Arnold LJ dissented on this issue, finding that the true criterion of confidential information is not secrecy but inaccessibility and the data in this case had been sufficiently inaccessible through the scheme of restrictions put in place by the racecourse operators and TRP [68]. Further, the High Court had been entitled to find that SIS was on notice to the fact that the data was confidential to TRP on the facts [102].  

 

Unlawful means conspiracy 

However, TRP fared better with its unlawful means conspiracy claim. Arnold LJ and Phillips LJ overturned the High Court’s judgment, finding that it is not necessary for an unlawful means conspiracy that the defendants know that the means are unlawful [139]. Ignorance of the law is no defence. This approach reflects the case-law concerning the requirements of the tort of common design, where it is not necessary to show that the joint tortfeasor appreciated that the acts which he had combined to bring about amounted to a tort in law if he intended for those acts to be done (see the Supreme Court’s exposition of the law of common design in Fish & Fish Ltd v Sea Shepherd UK [2015] AC 1229 at [60]).

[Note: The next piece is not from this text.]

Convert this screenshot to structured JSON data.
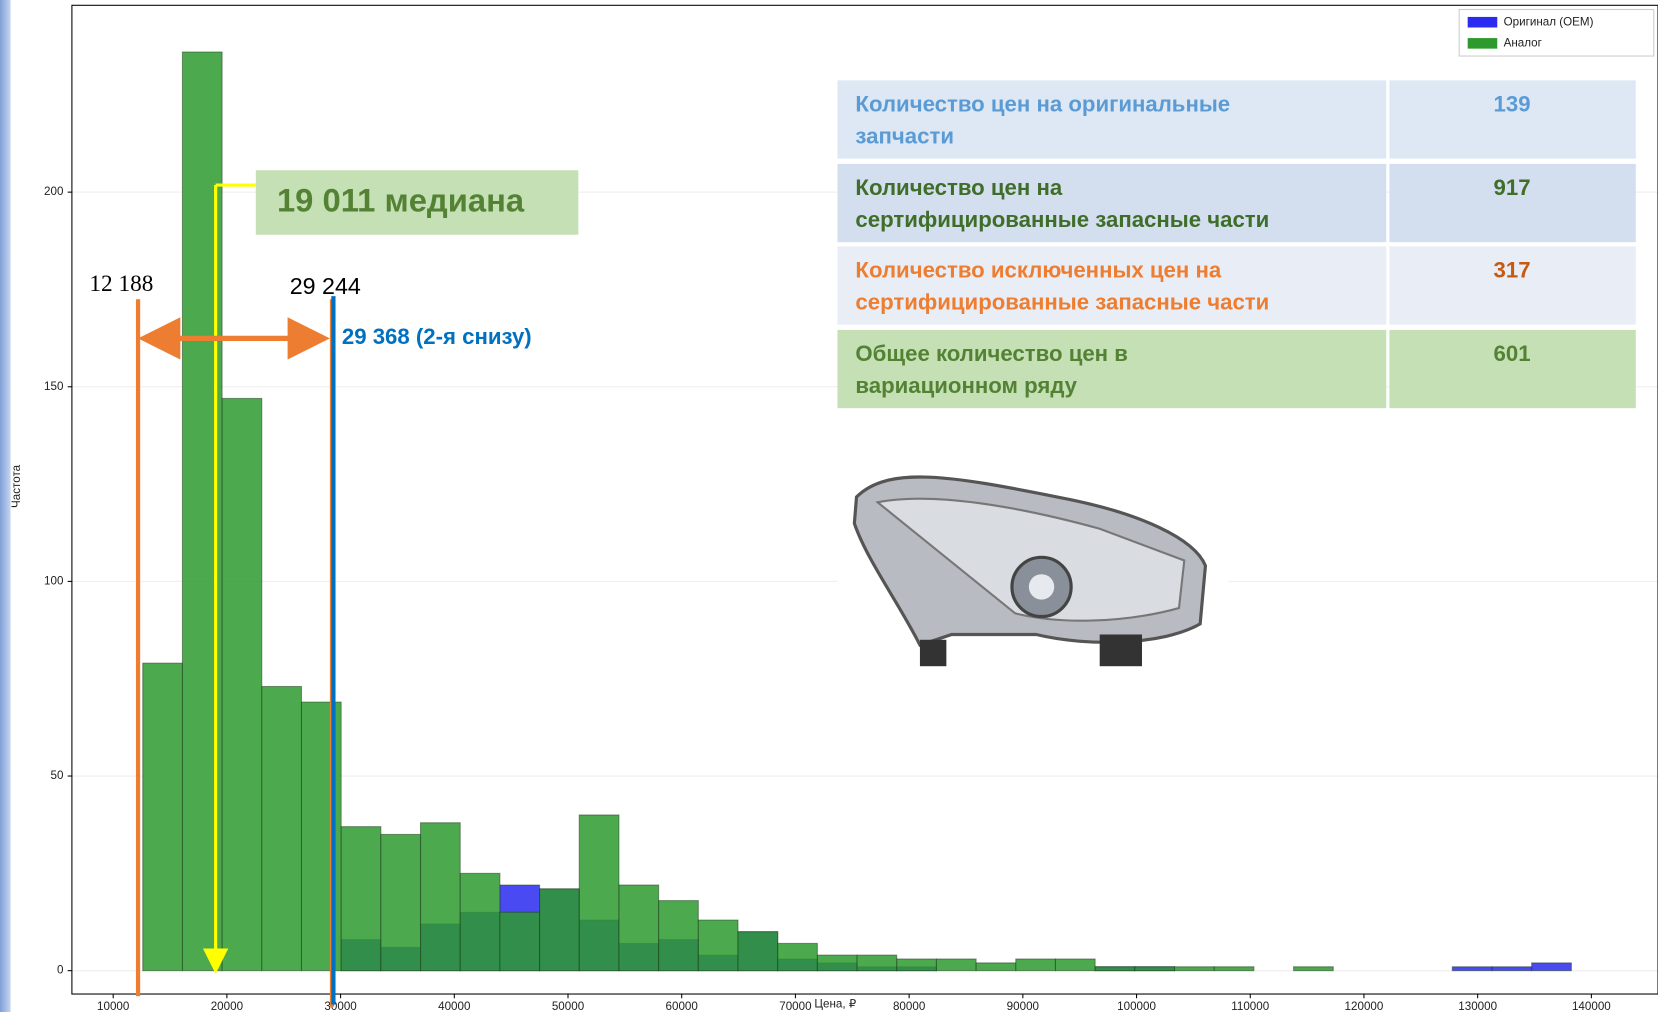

However, Lewison LJ’s powerful dissent on the knowledge requirement – containing no less than 11 reasons why such a requirement ought to be recognised at [231] to [265] – indicates that this issue may remain fertile ground for an appeal to the Supreme Court in the future if any litigant should choose to pick up this particular gauntlet.

Combined with a finding that SIS’ actions in ‘scraping’ particular pricing data from betting exchange websites amounts to unlawful means (which SIS conceded breached of the terms and conditions of the exchanges), the majority’s determination paved the way to success for TRP.  

 

Comment

This judgment illustrates the difficulties that sporting event organisers and live sporting data distributors will face if they seek to plug contractual gaps in protection by praying in aid of equitable breach of confidence. The Court of Appeal’s scepticism of the applicability of this cause of action in the arena of live sports betting data must also be read against the backdrop of the High Court’s rejection below of TRP’s alternative cases of breach of copyright and database rights on the facts. Contract therefore remains king. Those acquiring distribution rights will do well to undertake proper due diligence of the contractual restrictions placed by organisers and venues on other attendees, including ‘unofficial’ data distributers.

However, the news is not all bad. First, the stark differences in the reasoning of Lewison LJ and Arnold LJ in particular as to whether the live sporting data at issue was prima facie confidential information leaves distributors with room for manoeuvre where they have tighter contractual protections. Second, those with less than watertight contractual frameworks will find comfort in the success of TRP’s claim for unlawful means conspiracy. Third and finally, this judgment sits alongside the Football Dataco litigation which established that database rights will serve to prevent the copying of sporting data provided that sufficient investment has been expended in selecting and arranging the same (see the Court of Appeal’s judgment following a reference to the CJEU at [2013] EWCA Civ 27). 

Ian Mill QC and Tom Cleaver acted for The Racing Partnership. Michael Bloch QC acted for Sports Information Services.